The Big Green Brawl

I had the privilege of spending some time with friends on an absolutely beautiful and perfect evening for St. Patty’s day. I had a big bowl of home-made comfort – Irish stew, sitting on a porch with pals. Later I sat in the back yard and listen to a cardinal loudly proclaim that spring is here. At last.

Unfortunately, I had to leave just when other friends were arriving who would soon be tuning up for some rollicking Irish ballads and jigs. I went home to my sick bed and didn’t roll out until late Sunday afternoon. Dammit, I hate being sick.

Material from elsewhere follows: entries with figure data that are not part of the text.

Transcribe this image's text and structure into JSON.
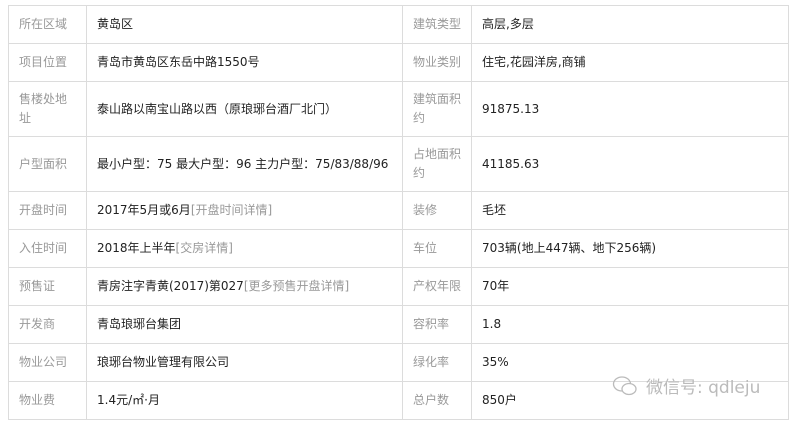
{
  "rows": [
    {
      "l1": "所在区域",
      "v1": "黄岛区",
      "l2": "建筑类型",
      "v2": "高层,多层"
    },
    {
      "l1": "项目位置",
      "v1": "青岛市黄岛区东岳中路1550号",
      "l2": "物业类别",
      "v2": "住宅,花园洋房,商铺"
    },
    {
      "l1": "售楼处地址",
      "v1": "泰山路以南宝山路以西（原琅琊台酒厂北门）",
      "l2": "建筑面积约",
      "v2": "91875.13"
    },
    {
      "l1": "户型面积",
      "v1": "最小户型：75 最大户型：96 主力户型：75/83/88/96",
      "l2": "占地面积约",
      "v2": "41185.63"
    },
    {
      "l1": "开盘时间",
      "v1": "2017年5月或6月",
      "link1": "[开盘时间详情]",
      "l2": "装修",
      "v2": "毛坯"
    },
    {
      "l1": "入住时间",
      "v1": "2018年上半年",
      "link1": "[交房详情]",
      "l2": "车位",
      "v2": "703辆(地上447辆、地下256辆)"
    },
    {
      "l1": "预售证",
      "v1": "青房注字青黄(2017)第027",
      "link1": "[更多预售开盘详情]",
      "l2": "产权年限",
      "v2": "70年"
    },
    {
      "l1": "开发商",
      "v1": "青岛琅琊台集团",
      "l2": "容积率",
      "v2": "1.8"
    },
    {
      "l1": "物业公司",
      "v1": "琅琊台物业管理有限公司",
      "l2": "绿化率",
      "v2": "35%"
    },
    {
      "l1": "物业费",
      "v1": "1.4元/㎡·月",
      "l2": "总户数",
      "v2": "850户"
    }
  ],
  "watermark": {
    "icon": "wechat-icon",
    "text": "微信号: qdleju"
  }
}
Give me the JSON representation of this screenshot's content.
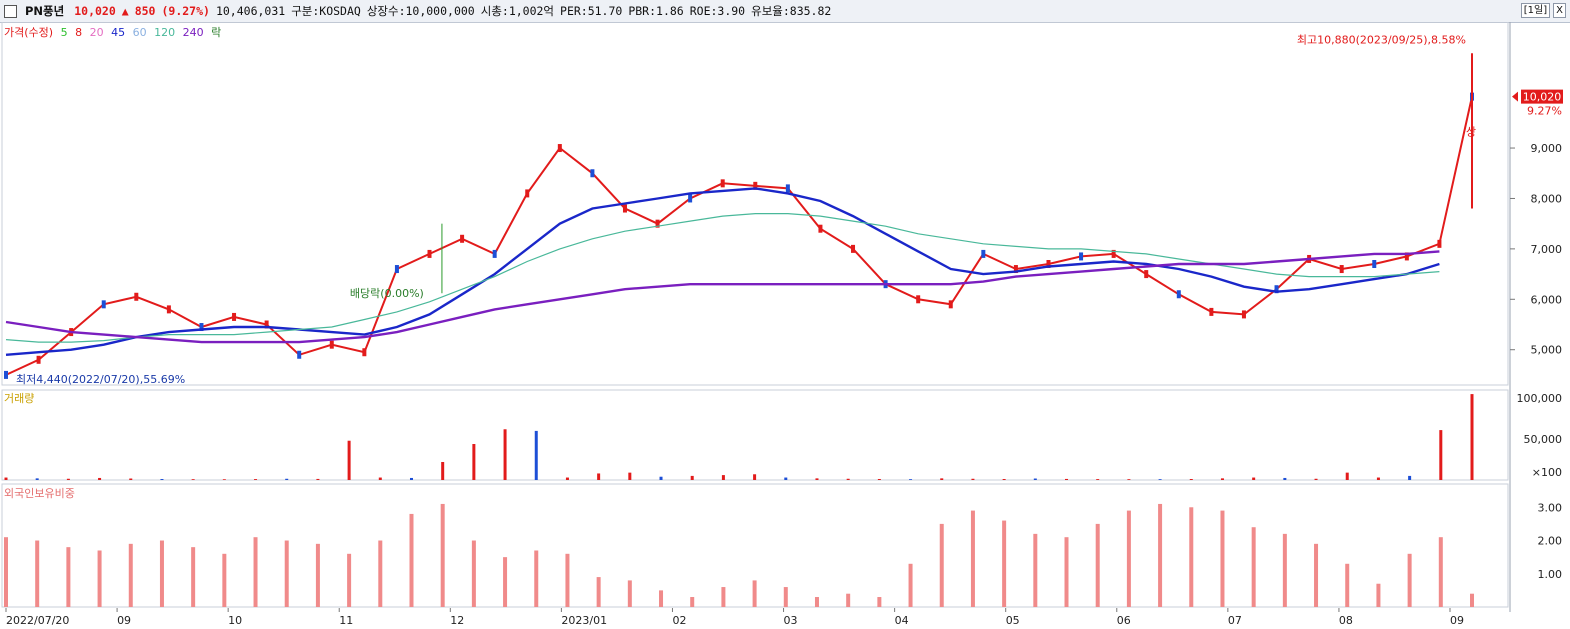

Earlier that day, I got to the Big Green Brawl at the Riverwind too late to unregister and get my buy-in back. The tourney had already started so I stayed. Even in top form (do I even have a ‘top form’? hah!), I knew I’d be dead money for this tournament, but as under the weather as I was, it merely became an exercise in stamina.

My woes were compounded by a steady stream of cold cards and bad play that had me folding top pair mediocre kicker to a single bet. Folding a small pocket pair to a min-raise (I woulda hit my set and tripled up…).

I had one or two lucid moments where a continuation bet got me the pot and a loose call with a 5-6 offsuit got me a flopped straight. A guy bet $500 into me which I raised to $1,100. He folded his A-9 face up.

My table had a LAG who had the shamrock firmly planted in his nether regions – the deck was giving him a concussion, he was hitting hands so much. We were all clearly intimidated by his good luck. Me? I hadn’t a clue as to how to play back at him. I didn’t have the will, either.

I made it to the first break with a below average stack and an M of 12.5. That was the last time I knew precisely what my M was – I got bitch-slapped by a dealer for using an electronic device, namely my cheesey wallet calculator, even though I was never in a hand when I used it.

I can’t do math in my head!!! I’m not kidding. I’m a complete and total math moron. And after reading all three Harringtons, I’ve concluded I’m a complete and total moron – period – to think I could ever do well in live tournaments.

But is that going to stop me? What do you think?

After my table was broken, I was moved to a table of mostly short-ish stacks. I started getting cards – but not hitting. Nor could I make any moves because these opponents weren’t ones to be shaken off their top-pair lousy kicker hands.

I was busted mid-way through the sixth level when, after a raise to $300 and two callers, I re-raised to $900 straight with my A-K suited. I got one caller, flop 5-7-2, caller bets $1500 into me, I think a moment… I try to think a moment… I don’t know what the hell I thought, but I didn’t put him on anything. I pushed and he called. He had 5-7 offsuit. I did get an ace on the turn, but no king on the river to rub in his face.

I deserved that. I’d given him 3-1 to call with my pot bet. But I didn’t think about that at the time. I might’ve pushed him off his crappy hand if I’d pushed instead. At any rate, I got out of there about 1:00 pm, drove home and spent the rest of the afternoon on the couch until it was time for some Irish comfort with good friends and good food. Now that’s really the pot-o-gold at the end of the rainbow, in my most humble opinion.